Elevate Your Impact: A Call to Employers for Technical High School Work-Based Learning
The following article was submitted by the Connecticut Technical Education and Career System. It is posted here with permission.
The dawn of a new year brings with it a renewed sense of purpose and commitment to progress. What better way to kickstart 2024 than by investing in the future leaders of your industry?
The Connecticut Technical Education and Career System’s Work-Based Learning Program isn’t just about education; it’s about fostering the skills and talents needed to thrive in the modern workforce.
WBL experiences help prepare students for the transition from high school to the world of work and are an invaluable training experience by helping them to develop a deep understanding of the concepts they are learning in the classroom.

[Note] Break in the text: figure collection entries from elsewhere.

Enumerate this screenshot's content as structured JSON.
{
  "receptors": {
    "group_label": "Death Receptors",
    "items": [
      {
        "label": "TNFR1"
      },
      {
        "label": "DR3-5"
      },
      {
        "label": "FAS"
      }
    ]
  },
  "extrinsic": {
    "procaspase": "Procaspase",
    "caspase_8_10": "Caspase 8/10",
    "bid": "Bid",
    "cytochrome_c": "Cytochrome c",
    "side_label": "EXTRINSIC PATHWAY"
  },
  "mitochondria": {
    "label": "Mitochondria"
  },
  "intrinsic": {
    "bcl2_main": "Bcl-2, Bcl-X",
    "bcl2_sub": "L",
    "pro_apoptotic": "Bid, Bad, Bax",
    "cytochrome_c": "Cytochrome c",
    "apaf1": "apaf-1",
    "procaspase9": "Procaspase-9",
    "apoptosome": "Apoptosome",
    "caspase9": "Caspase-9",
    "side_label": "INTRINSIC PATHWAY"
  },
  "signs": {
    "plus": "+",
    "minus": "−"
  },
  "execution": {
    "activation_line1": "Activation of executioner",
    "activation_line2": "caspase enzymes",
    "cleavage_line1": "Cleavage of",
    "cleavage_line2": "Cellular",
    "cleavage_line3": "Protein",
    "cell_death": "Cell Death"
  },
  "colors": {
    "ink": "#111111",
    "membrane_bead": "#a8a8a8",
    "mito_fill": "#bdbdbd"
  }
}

Through work-based learning, local employers can hire juniors and seniors and provide them with on-the-job training.
The programs take place during the school day and students not only receive credit towards their trade program, but they also get paid.
Notably, through an agreement with the state Department of Labor, CTECS students can work in hazardous careers as early at 16.
Engaging with our work-based learning program provides numerous benefits to your business.
Firstly, you gain access to a pool of young, talented individuals who bring fresh perspectives and a hunger to learn.
Moreover, you have the opportunity to mold future professionals according to your industry’s specific needs.
By providing mentorship and on-the-job training, you can shape students into assets who understand the nuances of your sector, saving valuable time and resources on traditional training methods.
In addition to these advantages, your company will be recognized as a community leader committed to education and workforce development.
Your involvement is not just an investment in the future; it is a commitment to the growth and sustainability of your industry.
CTECS students are the answer to the skilled labor shortage in Connecticut, and your involvement can bridge the gap between theoretical knowledge and practical application.